Gravity

by ungoodpirate



Series: Belated Pynch Week 2017 [8]
Category: Raven Cycle - Maggie Stiefvater
Genre: Angst with a Happy Ending, Day 8, Free Choice, M/M, Pynch Week, pynch - Freeform, pynchweek2017, the nitty gritty relationship stuff
Language: English
Status: Completed
Published: 2017-08-25
Updated: 2017-08-25
Packaged: 2018-12-19 19:55:47
Rating: Teen And Up Audiences
Warnings: No Archive Warnings Apply
Chapters: 1
Words: 3,463
Publisher: archiveofourown.org
Story URL: https://archiveofourown.org/works/11905077
Author URL: https://archiveofourown.org/users/ungoodpirate/pseuds/ungoodpirate
Summary: Ronan, who had let possessed-Adam wrap his hand around his neck and didn’t even consider to fight back, had measured himself up against all of Adam’s ambitions and hadn’t seen how he was going win, wasn’t even going to make himself a contender if he thought it would end with Adam unhappy.---AKA Adam gets a summer internship, and Ronan and Adam have to confront what wanting different things means for the future of their relationship.---AKA, my belated day 8 fic for my belated pynch week





	Gravity

Adam weighed his phone in his hands. He had upgraded to a smart phone at the beginning of the academic year. He had needed it to keep up with his classmates, who relied on them to make study plans and stressed over lack of immediate responses to emails. It was a large expense, but Adam felt accomplished every time he slide the slim, sleek thing out of his pocket to check a message. It was a step towards that magazine cut out dream of a sleek man with a sleek car. 

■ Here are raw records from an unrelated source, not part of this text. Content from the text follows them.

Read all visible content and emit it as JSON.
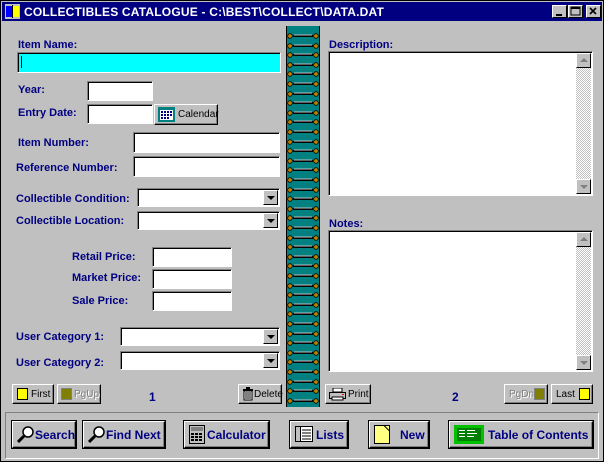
{
  "window": {
    "title": "COLLECTIBLES CATALOGUE - C:\\BEST\\COLLECT\\DATA.DAT"
  },
  "left_page": {
    "item_name_label": "Item Name:",
    "item_name_value": "",
    "year_label": "Year:",
    "year_value": "",
    "entry_date_label": "Entry Date:",
    "entry_date_value": "",
    "calendar_label": "Calendar",
    "item_number_label": "Item Number:",
    "reference_number_label": "Reference Number:",
    "condition_label": "Collectible Condition:",
    "location_label": "Collectible Location:",
    "retail_price_label": "Retail Price:",
    "market_price_label": "Market Price:",
    "sale_price_label": "Sale Price:",
    "user_cat1_label": "User Category 1:",
    "user_cat2_label": "User Category 2:",
    "first_label": "First",
    "pgup_label": "PgUp",
    "page_number": "1",
    "delete_label": "Delete"
  },
  "right_page": {
    "description_label": "Description:",
    "notes_label": "Notes:",
    "print_label": "Print",
    "page_number": "2",
    "pgdn_label": "PgDn",
    "last_label": "Last"
  },
  "toolbar": {
    "search": "Search",
    "find_next": "Find Next",
    "calculator": "Calculator",
    "lists": "Lists",
    "new": "New",
    "toc": "Table of Contents"
  }
}
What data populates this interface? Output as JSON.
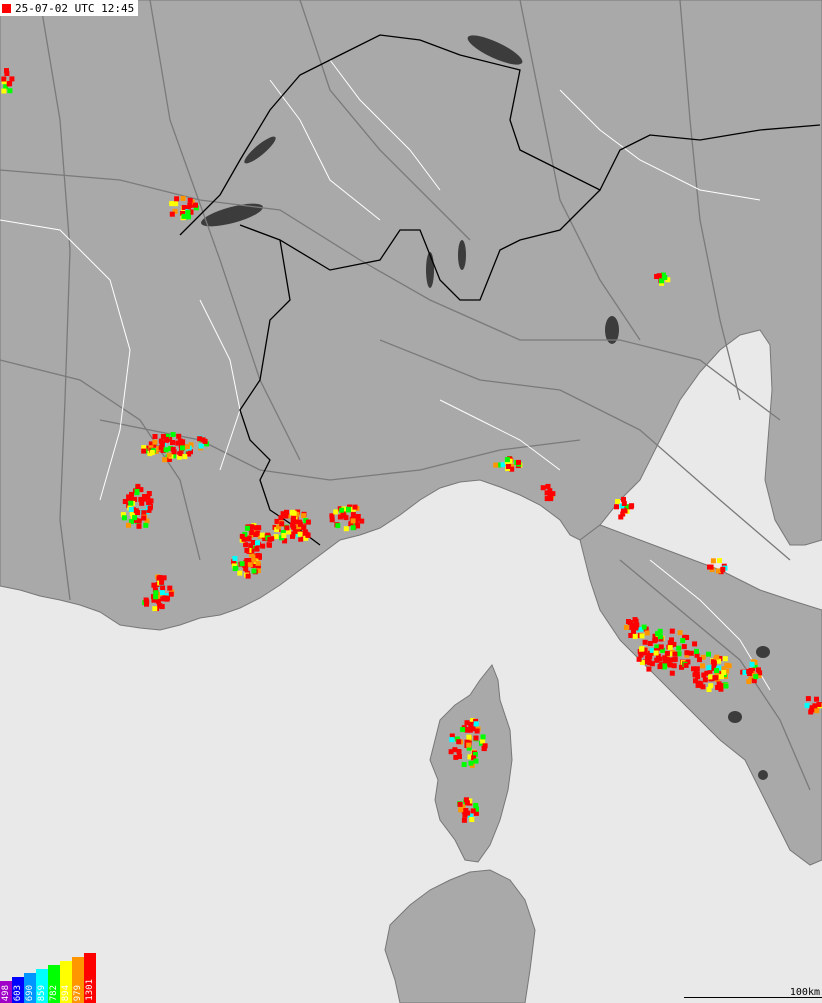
{
  "timestamp": "25-07-02 UTC 12:45",
  "legend": [
    {
      "label": "498",
      "color": "#a000c8"
    },
    {
      "label": "603",
      "color": "#0000ff"
    },
    {
      "label": "690",
      "color": "#0096ff"
    },
    {
      "label": "859",
      "color": "#00ffff"
    },
    {
      "label": "782",
      "color": "#00ff00"
    },
    {
      "label": "894",
      "color": "#ffff00"
    },
    {
      "label": "979",
      "color": "#ff9600"
    },
    {
      "label": "1301",
      "color": "#ff0000"
    }
  ],
  "scale_label": "100km",
  "colors": {
    "sea": "#e9e9e9",
    "land": "#a9a9a9",
    "lake": "#3c3c3c",
    "border": "#000000",
    "road": "#7a7a7a",
    "region": "#ffffff"
  }
}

The phone didn’t spontaneously get too heavy for him to hold, so Adam called the number that was dwelling on his mind. 

Ronan answered after four rings, just before his phone would’ve cut to voicemail, like he always did. Adam thought that he perfected this timing to protect his reputation in regards to phones. 

“Hey loser, what’s up?”

“Do you answer all your phone calls like that?” Adam said.

“No, that one’s just for you, babe.” 

Why did Ronan have to be so cute over the phone right now? Probably because fate hated Adam Parrish.

“I have some news,” Adam said. He took a breath. “I got offered an internship for this summer. And not a bullshit unpaid internship, but one with a paycheck and cost of living stipend. They’re seriously trying to head hunt me for after graduation next year.” 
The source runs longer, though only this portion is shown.